There are so many things wrong about this and your concerns are very well-founded. While there are no laws that I know of that would stop a counselor from this type of muddled therapy it certainly doesn’t allow the best and unbiased therapy for your daughter.
While there may be cause for a one-time, or perhaps occasional meeting with a family member (sometimes called caucusing) the on-going nature blurs the boundaries. It is likely to affect what that individual will share, the truth of what is revealed, and the depth. There are plenty of good counselors out there and to give your daughter the best opportunity for safety and her own growth. Having her see someone not conducting therapy with a parent is almost always a better option.
In your daughter’s situation think about the implied concern she could have in revealing information to the counselor. What if she is having an issue with the mother’s boyfriend? What if she has a concern with you? What if she is engaged in a behavior that you support, but her mother and her boyfriend do not? Each of these concerns would require the counselor to be unbiased. Even if he or she were perfectly so it is the perception your daughter would have that the counselor may carry the bias.

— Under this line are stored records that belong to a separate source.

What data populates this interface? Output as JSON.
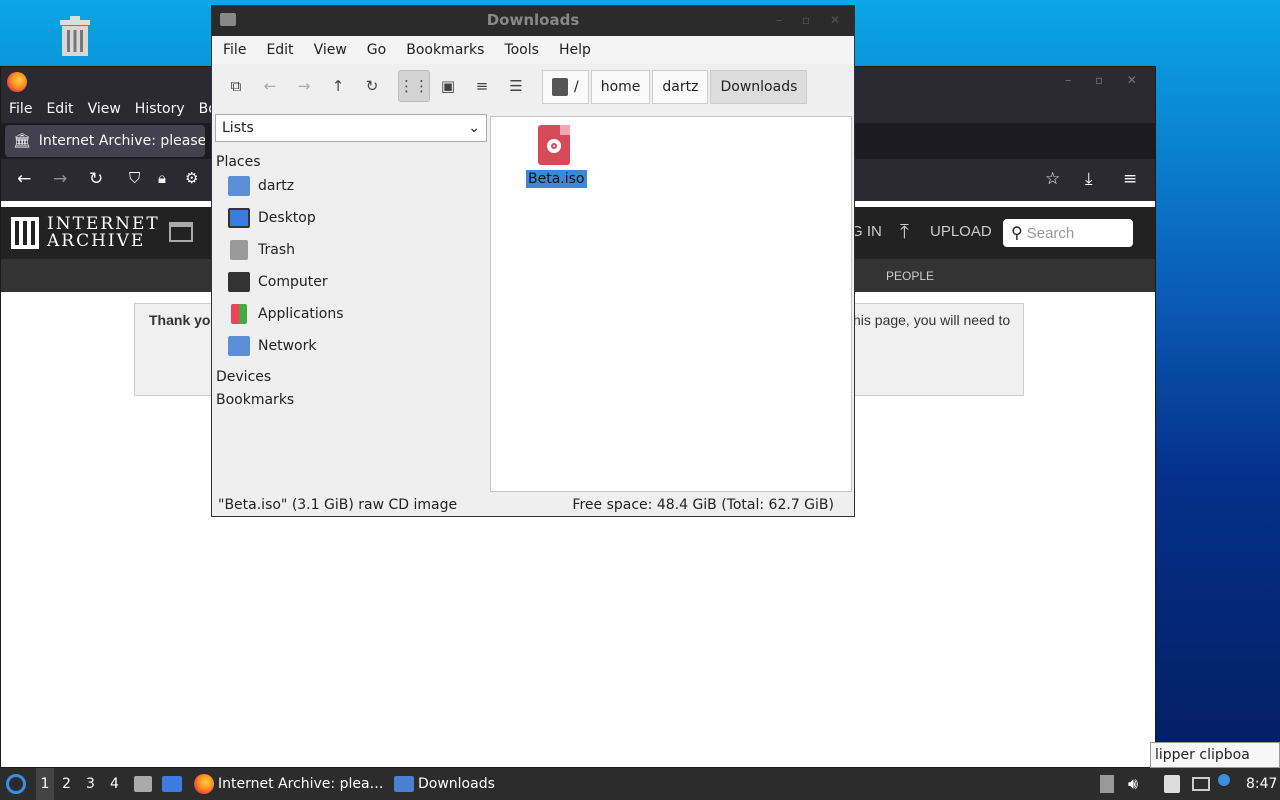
{
  "firefox": {
    "menu": [
      "File",
      "Edit",
      "View",
      "History",
      "Boo"
    ],
    "tab_title": "Internet Archive: please",
    "ia": {
      "logo_line1": "INTERNET",
      "logo_line2": "ARCHIVE",
      "sign_in": "G IN",
      "upload": "UPLOAD",
      "search_placeholder": "Search",
      "people": "PEOPLE",
      "notice_left": "Thank you",
      "notice_right": "his page, you will need to"
    }
  },
  "fm": {
    "title": "Downloads",
    "menu": [
      "File",
      "Edit",
      "View",
      "Go",
      "Bookmarks",
      "Tools",
      "Help"
    ],
    "breadcrumb": [
      "/",
      "home",
      "dartz",
      "Downloads"
    ],
    "sidebar_mode": "Lists",
    "places_heading": "Places",
    "places": [
      "dartz",
      "Desktop",
      "Trash",
      "Computer",
      "Applications",
      "Network"
    ],
    "devices_heading": "Devices",
    "bookmarks_heading": "Bookmarks",
    "file_name": "Beta.iso",
    "status_left": "\"Beta.iso\" (3.1 GiB) raw CD image",
    "status_right": "Free space: 48.4 GiB (Total: 62.7 GiB)"
  },
  "taskbar": {
    "workspaces": [
      "1",
      "2",
      "3",
      "4"
    ],
    "task_firefox": "Internet Archive: plea…",
    "task_downloads": "Downloads",
    "clock": "8:47",
    "tooltip": "lipper clipboa"
  },
  "colors": {
    "selection": "#3f86d9",
    "iso_icon": "#d64a5a",
    "panel": "#2c2c2c"
  }
}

Finally, the fact that you are uncomfortable should be enough of a concern. While you haven’t said your daughter’s age, if she is under 18, I believe the parent’s agreement is essential. Under 18 you should have the ability to rule out the counselor if you feel there is a bias. If you are unhappy with what is going on I would voice these concerns with the therapist. It is valid and important to express. If she is over 18, her choice of a neutral therapist should be what determines who she sees.